There are so very many free speech/First Amendment controversies on in the wake of the Charlottesville unpleasantness, and in the run-up to planned alt-right demonstrations (and counter-demonstrations) that will make headlines the rest of summer. Can lefty politicians pre-emptively ban such demonstrations on grounds of incitement? Does the American Civil Liberties Union, in the words of this memorable New York Times headline, need "to rethink free speech"? Are there culture-of-free-speech concerns when big Internet platforms or service providers jettison neo-Nazi or alt-right customers at moments of heightened scrutiny? And what the hell is going on with the Justice Department's subpoena of information about visitors to anti-Trump websites in the run-up to anti-Trump Inauguration protests?

So I put out the Popehat Signal Wednesday while guest-hosting Sirius XM Insight's Stand UP! with Pete Dominick, to gain some clarity from one of the best First Amendment commentators in the biz, lawyer Ken White. We discussed his great Charlottesville piece, "America At The End of All Hypotheticals," chewed on the ethics of outing alt-right demonstrators (he's fine with it as long as you've ID'd the right people), and then pivoted to private-company disassociation from deplorables:

Matt Welch: […] What should we think about free-speech implications, if any, of large, broad-based Internet service kind of providers kicking people off for their racisty conduct and life?

Ken White: […] [H]ere's where I part company with a lot of other free speech advocates. I think those companies have a right to free speech and free association. If I'm going to go all Romney on you, I'll say corporations are people, too. But instead, I can just say these are businesses run by groups of people, and their free speech desires and free association desires are just as valid as those as the Nazis.

If they don't want to host Nazis on their private platforms, then that's a free speech choice. Whether or not I agree with it, it's on a plane with the decisions of the Nazis to be Nazis in the first place. So, this is…a situation where some people are suggesting somehow that Group B should shut up and refrain from speech, refrain from free association, to make Group A more comfortable in its speech. I don't think that's a coherent philosophy.

MW: I want to get to a phone call, if you won't mind taking one. […]

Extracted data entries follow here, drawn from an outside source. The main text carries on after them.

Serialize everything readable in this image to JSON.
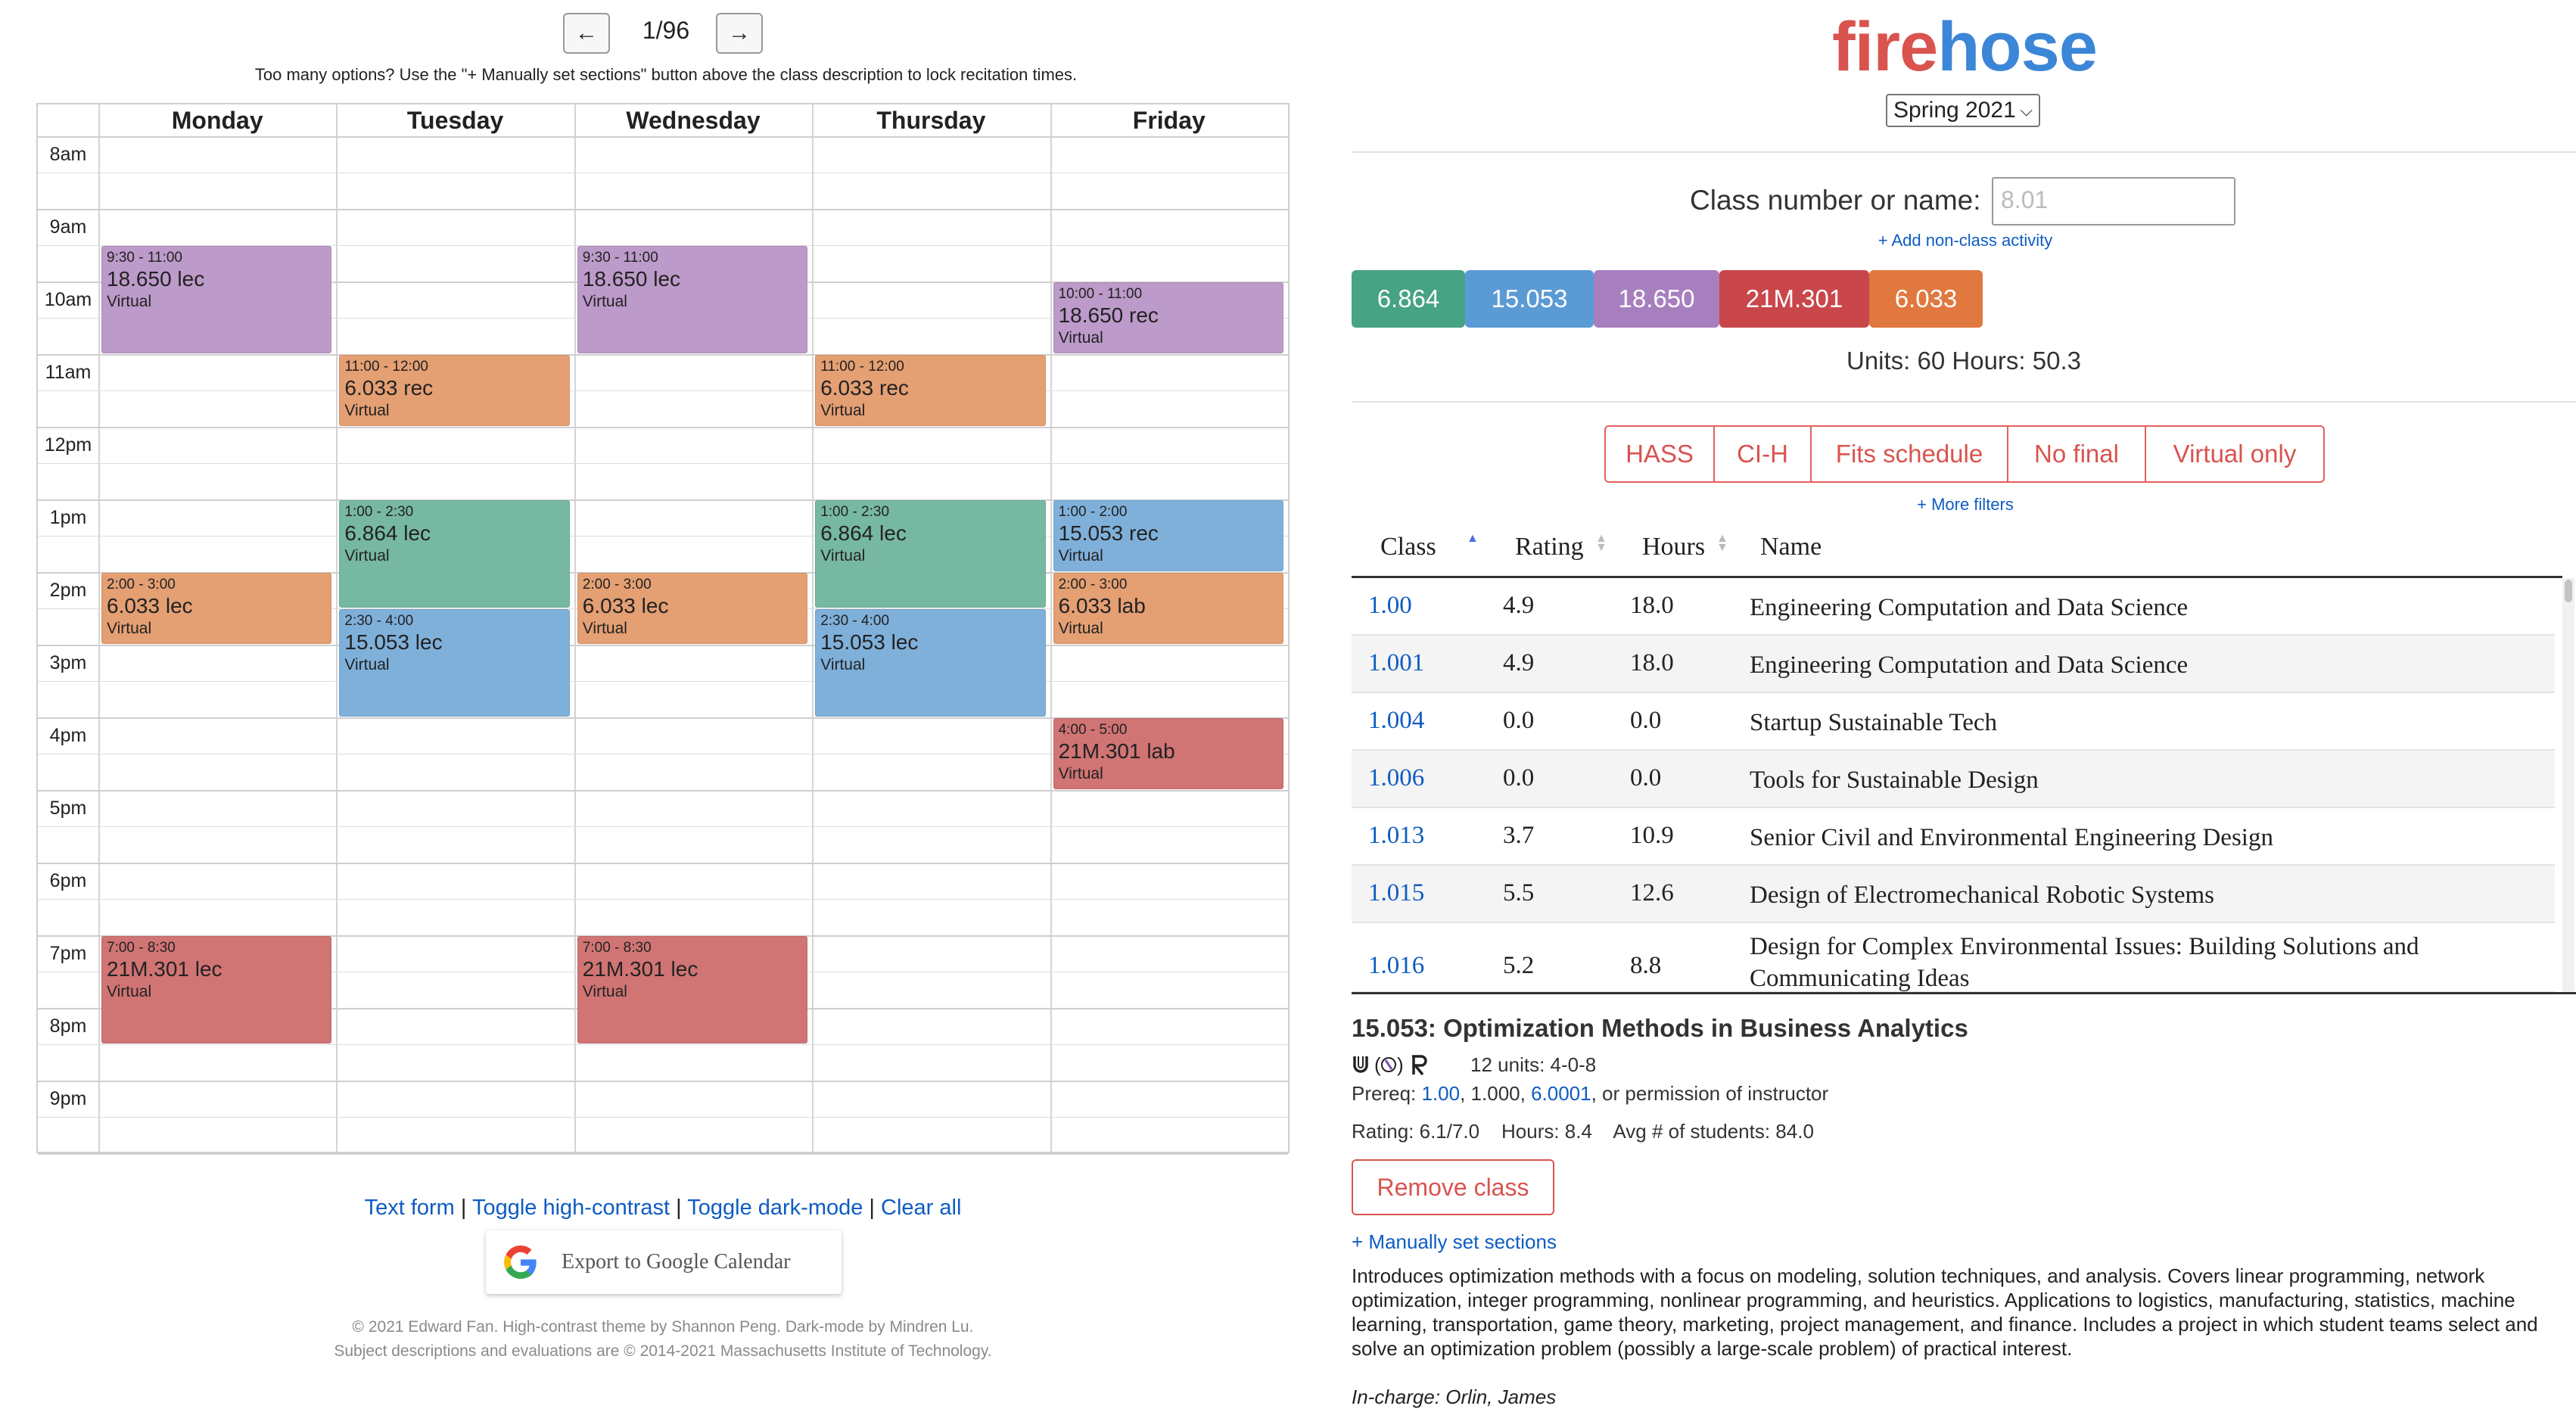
{
  "pager": {
    "prev_icon": "←",
    "next_icon": "→",
    "text": "1/96"
  },
  "hint": "Too many options? Use the \"+ Manually set sections\" button above the class description to lock recitation times.",
  "calendar": {
    "days": [
      "Monday",
      "Tuesday",
      "Wednesday",
      "Thursday",
      "Friday"
    ],
    "times": [
      "8am",
      "9am",
      "10am",
      "11am",
      "12pm",
      "1pm",
      "2pm",
      "3pm",
      "4pm",
      "5pm",
      "6pm",
      "7pm",
      "8pm",
      "9pm"
    ],
    "events": [
      {
        "day": 0,
        "start": 9.5,
        "end": 11,
        "time": "9:30 - 11:00",
        "name": "18.650 lec",
        "loc": "Virtual",
        "color": "#bc9ac9"
      },
      {
        "day": 2,
        "start": 9.5,
        "end": 11,
        "time": "9:30 - 11:00",
        "name": "18.650 lec",
        "loc": "Virtual",
        "color": "#bc9ac9"
      },
      {
        "day": 4,
        "start": 10,
        "end": 11,
        "time": "10:00 - 11:00",
        "name": "18.650 rec",
        "loc": "Virtual",
        "color": "#bc9ac9"
      },
      {
        "day": 1,
        "start": 11,
        "end": 12,
        "time": "11:00 - 12:00",
        "name": "6.033 rec",
        "loc": "Virtual",
        "color": "#e49f73"
      },
      {
        "day": 3,
        "start": 11,
        "end": 12,
        "time": "11:00 - 12:00",
        "name": "6.033 rec",
        "loc": "Virtual",
        "color": "#e49f73"
      },
      {
        "day": 1,
        "start": 13,
        "end": 14.5,
        "time": "1:00 - 2:30",
        "name": "6.864 lec",
        "loc": "Virtual",
        "color": "#77b8a2"
      },
      {
        "day": 3,
        "start": 13,
        "end": 14.5,
        "time": "1:00 - 2:30",
        "name": "6.864 lec",
        "loc": "Virtual",
        "color": "#77b8a2"
      },
      {
        "day": 4,
        "start": 13,
        "end": 14,
        "time": "1:00 - 2:00",
        "name": "15.053 rec",
        "loc": "Virtual",
        "color": "#7fb0da"
      },
      {
        "day": 0,
        "start": 14,
        "end": 15,
        "time": "2:00 - 3:00",
        "name": "6.033 lec",
        "loc": "Virtual",
        "color": "#e49f73"
      },
      {
        "day": 2,
        "start": 14,
        "end": 15,
        "time": "2:00 - 3:00",
        "name": "6.033 lec",
        "loc": "Virtual",
        "color": "#e49f73"
      },
      {
        "day": 4,
        "start": 14,
        "end": 15,
        "time": "2:00 - 3:00",
        "name": "6.033 lab",
        "loc": "Virtual",
        "color": "#e49f73"
      },
      {
        "day": 1,
        "start": 14.5,
        "end": 16,
        "time": "2:30 - 4:00",
        "name": "15.053 lec",
        "loc": "Virtual",
        "color": "#7fb0da"
      },
      {
        "day": 3,
        "start": 14.5,
        "end": 16,
        "time": "2:30 - 4:00",
        "name": "15.053 lec",
        "loc": "Virtual",
        "color": "#7fb0da"
      },
      {
        "day": 4,
        "start": 16,
        "end": 17,
        "time": "4:00 - 5:00",
        "name": "21M.301 lab",
        "loc": "Virtual",
        "color": "#d07474"
      },
      {
        "day": 0,
        "start": 19,
        "end": 20.5,
        "time": "7:00 - 8:30",
        "name": "21M.301 lec",
        "loc": "Virtual",
        "color": "#d07474"
      },
      {
        "day": 2,
        "start": 19,
        "end": 20.5,
        "time": "7:00 - 8:30",
        "name": "21M.301 lec",
        "loc": "Virtual",
        "color": "#d07474"
      }
    ]
  },
  "footer": {
    "links": [
      "Text form",
      "Toggle high-contrast",
      "Toggle dark-mode",
      "Clear all"
    ],
    "separator": " | ",
    "export_label": "Export to Google Calendar",
    "copyright_1": "© 2021 Edward Fan. High-contrast theme by Shannon Peng. Dark-mode by Mindren Lu.",
    "copyright_2": "Subject descriptions and evaluations are © 2014-2021 Massachusetts Institute of Technology."
  },
  "logo": {
    "part1": "fire",
    "part2": "hose"
  },
  "term": {
    "selected": "Spring 2021",
    "chevron": "⌵"
  },
  "search": {
    "label": "Class number or name:",
    "placeholder": "8.01",
    "add_activity": "+ Add non-class activity"
  },
  "selected_classes": [
    {
      "label": "6.864",
      "color": "#46a383"
    },
    {
      "label": "15.053",
      "color": "#5b9bd5"
    },
    {
      "label": "18.650",
      "color": "#a77fbf"
    },
    {
      "label": "21M.301",
      "color": "#c9474b"
    },
    {
      "label": "6.033",
      "color": "#e0783f"
    }
  ],
  "totals": {
    "text": "Units: 60   Hours: 50.3"
  },
  "filters": [
    "HASS",
    "CI-H",
    "Fits schedule",
    "No final",
    "Virtual only"
  ],
  "more_filters": "+ More filters",
  "table": {
    "headers": [
      "Class",
      "Rating",
      "Hours",
      "Name"
    ],
    "rows": [
      [
        "1.00",
        "4.9",
        "18.0",
        "Engineering Computation and Data Science"
      ],
      [
        "1.001",
        "4.9",
        "18.0",
        "Engineering Computation and Data Science"
      ],
      [
        "1.004",
        "0.0",
        "0.0",
        "Startup Sustainable Tech"
      ],
      [
        "1.006",
        "0.0",
        "0.0",
        "Tools for Sustainable Design"
      ],
      [
        "1.013",
        "3.7",
        "10.9",
        "Senior Civil and Environmental Engineering Design"
      ],
      [
        "1.015",
        "5.5",
        "12.6",
        "Design of Electromechanical Robotic Systems"
      ],
      [
        "1.016",
        "5.2",
        "8.8",
        "Design for Complex Environmental Issues: Building Solutions and Communicating Ideas"
      ]
    ]
  },
  "class_detail": {
    "title": "15.053: Optimization Methods in Business Analytics",
    "icons": "Ʊ ( ) Ʀ",
    "units": "12 units: 4-0-8",
    "prereq_label": "Prereq: ",
    "prereq_1": "1.00",
    "prereq_sep1": ", 1.000, ",
    "prereq_2": "6.0001",
    "prereq_tail": ", or permission of instructor",
    "stats": "Rating: 6.1/7.0    Hours: 8.4    Avg # of students: 84.0",
    "remove_label": "Remove class",
    "manual_label": "+ Manually set sections",
    "description": "Introduces optimization methods with a focus on modeling, solution techniques, and analysis. Covers linear programming, network optimization, integer programming, nonlinear programming, and heuristics. Applications to logistics, manufacturing, statistics, machine learning, transportation, game theory, marketing, project management, and finance. Includes a project in which student teams select and solve an optimization problem (possibly a large-scale problem) of practical interest.",
    "in_charge": "In-charge: Orlin, James"
  }
}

Reno from Florida: […] I don't know the decision, but I've read that the Supreme Court has ruled that certain types of free speech—i.e. hate speech or certain policies and symbols of those, that type of hate speech—is not protected and is thus…sort of overridden by other people's rights of free association, free speech. So kind of like, someone holds a swastika up in front of me, that swastika is a symbol of a policy of racial cleansing and genocide, etc., etc., [then] it's perfectly within my right to defend myself against those policies. Am I wrong? Or have I heard incorrectly?

MW: Reno, you came to the exact right person in the entire United States for that question. Popehat, go ahead.

White: Reno, yes, respectfully, it's 100 percent completely, unequivocally wrong. There's no such thing, legally, in America, as hate speech as a distinct legal category that's not protected by the First Amendment. In fact, hate speech clearly is protected by the First Amendment.

Sometimes, hate speech might fall into other established categories outside the First Amendment. So, for instance, speech that incites and is intended to incite immediate, serious, lawless action. Like, "Go over there and kill those whatever … those Jews, those Black people." That can be unprotected. But it's unprotected because it falls into an established category. Those categories are narrow and there are few of them. When you say that if someone holds up a symbol to you, do you have a right to defend yourself, the answer is almost certainly no.

So, there's a couple of doctrines where you can defend yourself if you're attacked, but that's not what we're talking about here. You may be referring to the so-called "fighting words" doctrine that suggests that speech is unprotected if it's provocative enough. But that's been narrowed by the Supreme Court, extremely. So they said, for instance, that burning the American flag isn't fighting words. A jacket that says "fuck the draft" isn't fighting words, and so on and so forth. So no, fighting words only applies if someone does an insult directly to your face, directly to you, not to the world in general […]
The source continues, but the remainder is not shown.